Some films required more sleuthing than others. The 2008 film Nurse.Fighter.Boy takes place in Toronto’s laneways. But with hundreds of kilometres of laneways in the city – how do you identify the right one?
In one scene, Hale paused the film and noticed “barber parking only” was spray painted on the wall of a parking lot.
“I was able to narrow the dataset down to show me all the barbershops and salons in the entire city of Toronto,” says Hale – narrowing the results further by looking for those businesses that are within 25 metres of a laneway, of which there were only 20.

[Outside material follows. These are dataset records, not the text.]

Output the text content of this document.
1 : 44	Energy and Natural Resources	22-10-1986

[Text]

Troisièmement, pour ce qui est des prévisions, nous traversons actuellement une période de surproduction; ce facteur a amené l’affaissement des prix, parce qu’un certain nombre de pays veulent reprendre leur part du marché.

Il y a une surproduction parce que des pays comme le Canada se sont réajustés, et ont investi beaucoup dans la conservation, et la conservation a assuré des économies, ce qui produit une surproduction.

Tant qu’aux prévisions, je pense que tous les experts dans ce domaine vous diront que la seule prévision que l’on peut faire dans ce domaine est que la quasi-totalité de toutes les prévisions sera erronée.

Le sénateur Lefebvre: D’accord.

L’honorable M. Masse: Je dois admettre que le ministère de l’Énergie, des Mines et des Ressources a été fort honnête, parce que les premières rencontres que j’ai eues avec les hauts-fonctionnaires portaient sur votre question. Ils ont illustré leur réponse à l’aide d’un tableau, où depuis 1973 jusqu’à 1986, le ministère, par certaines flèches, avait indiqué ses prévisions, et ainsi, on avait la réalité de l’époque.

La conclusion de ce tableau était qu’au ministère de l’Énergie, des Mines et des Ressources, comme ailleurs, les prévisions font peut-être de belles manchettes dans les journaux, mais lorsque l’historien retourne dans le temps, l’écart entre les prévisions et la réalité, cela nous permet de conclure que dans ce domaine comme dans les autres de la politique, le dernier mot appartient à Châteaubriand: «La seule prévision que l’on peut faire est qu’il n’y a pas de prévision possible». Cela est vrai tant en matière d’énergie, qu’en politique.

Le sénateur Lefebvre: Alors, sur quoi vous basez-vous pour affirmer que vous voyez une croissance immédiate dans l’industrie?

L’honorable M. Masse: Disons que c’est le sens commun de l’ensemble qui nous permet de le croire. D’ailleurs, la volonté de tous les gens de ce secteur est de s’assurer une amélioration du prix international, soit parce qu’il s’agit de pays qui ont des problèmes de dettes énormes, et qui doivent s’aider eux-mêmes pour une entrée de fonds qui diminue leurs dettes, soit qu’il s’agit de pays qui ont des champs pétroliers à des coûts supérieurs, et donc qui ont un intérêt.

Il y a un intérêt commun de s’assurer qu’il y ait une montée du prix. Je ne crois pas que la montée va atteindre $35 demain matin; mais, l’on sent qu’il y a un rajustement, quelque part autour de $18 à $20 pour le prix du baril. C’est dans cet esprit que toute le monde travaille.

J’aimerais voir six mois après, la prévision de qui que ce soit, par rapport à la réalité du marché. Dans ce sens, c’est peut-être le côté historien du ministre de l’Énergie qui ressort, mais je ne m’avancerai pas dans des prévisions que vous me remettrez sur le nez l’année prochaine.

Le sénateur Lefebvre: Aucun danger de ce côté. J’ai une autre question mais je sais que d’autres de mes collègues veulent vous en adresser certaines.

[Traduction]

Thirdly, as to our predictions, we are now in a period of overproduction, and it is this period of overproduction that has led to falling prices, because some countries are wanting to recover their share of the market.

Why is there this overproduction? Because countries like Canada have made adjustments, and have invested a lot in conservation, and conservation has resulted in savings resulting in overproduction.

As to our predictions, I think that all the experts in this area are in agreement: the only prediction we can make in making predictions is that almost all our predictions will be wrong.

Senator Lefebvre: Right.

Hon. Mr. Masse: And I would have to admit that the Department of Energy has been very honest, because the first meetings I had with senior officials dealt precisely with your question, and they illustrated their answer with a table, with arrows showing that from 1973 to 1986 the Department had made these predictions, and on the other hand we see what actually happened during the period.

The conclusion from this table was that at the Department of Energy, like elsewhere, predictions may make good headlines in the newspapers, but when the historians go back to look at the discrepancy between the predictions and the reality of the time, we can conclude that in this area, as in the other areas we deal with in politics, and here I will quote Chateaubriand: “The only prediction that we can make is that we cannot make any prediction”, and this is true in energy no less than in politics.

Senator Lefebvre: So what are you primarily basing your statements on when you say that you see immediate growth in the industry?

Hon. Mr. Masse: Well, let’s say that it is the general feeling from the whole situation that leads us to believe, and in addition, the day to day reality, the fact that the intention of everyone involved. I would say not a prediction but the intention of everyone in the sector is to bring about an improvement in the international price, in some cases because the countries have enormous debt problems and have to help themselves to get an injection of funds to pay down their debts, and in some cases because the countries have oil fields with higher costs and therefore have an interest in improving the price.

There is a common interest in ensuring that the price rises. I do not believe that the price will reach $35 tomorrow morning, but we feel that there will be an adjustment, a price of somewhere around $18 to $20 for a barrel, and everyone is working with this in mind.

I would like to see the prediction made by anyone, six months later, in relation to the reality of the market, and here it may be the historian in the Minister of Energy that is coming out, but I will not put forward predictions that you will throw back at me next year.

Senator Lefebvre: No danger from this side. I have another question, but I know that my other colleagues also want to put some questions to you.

“Conveniently, the very first one when you looked up the address in Google Maps matched the location perfectly,” Hale says.
Most of the locations were easier to spot for the researchers, due to their love of Canadian film and knowledge of the city.
“I have lived in Toronto my entire life ... I've lived all over the city as well. It's given me enough of a familiarity of local landscapes and business and landmarks,” says Hale.
Get to know some of the films and TV shows set in Toronto, as recommended by Hale and Beattie.
The film centres on a Syrian woman in Toronto who is trying to gain independence from her family.
“It's a sweet little film and it focuses a lot around Trinity Bellwoods and the Queen Street area,” says Beattie.
“I am a well adjusted person in their 30s who has seen every episode of every Degrassi series,” jokes Hale. “I love watching even new episodes and seeing what Toronto landmarks, including many around campus, double as on the show.”
In Degrassi: The Next Generation, U of T is thinly veiled as “Toronto University," featuring the Bahen Centre exterior, acting as "the club."
The Beautiful City (2007)
Set on Queen Street between Strachan Avenue and Massey Street, the film warns of the perils of gentrification – highlighting the very real tension between middle class homeowners and precarious renters.
The film hits close to home for Beattie. “I live right around the corner from there,” she says.
Love, Sex and Eating the Bones (2003)
In this Toronto romance, “the main character takes his girl on a few dates to the Leslie Street Spit,” says Hale. “They have little fires there and look over Lake Ontario and that's actually where my partner took me the first time we went out.”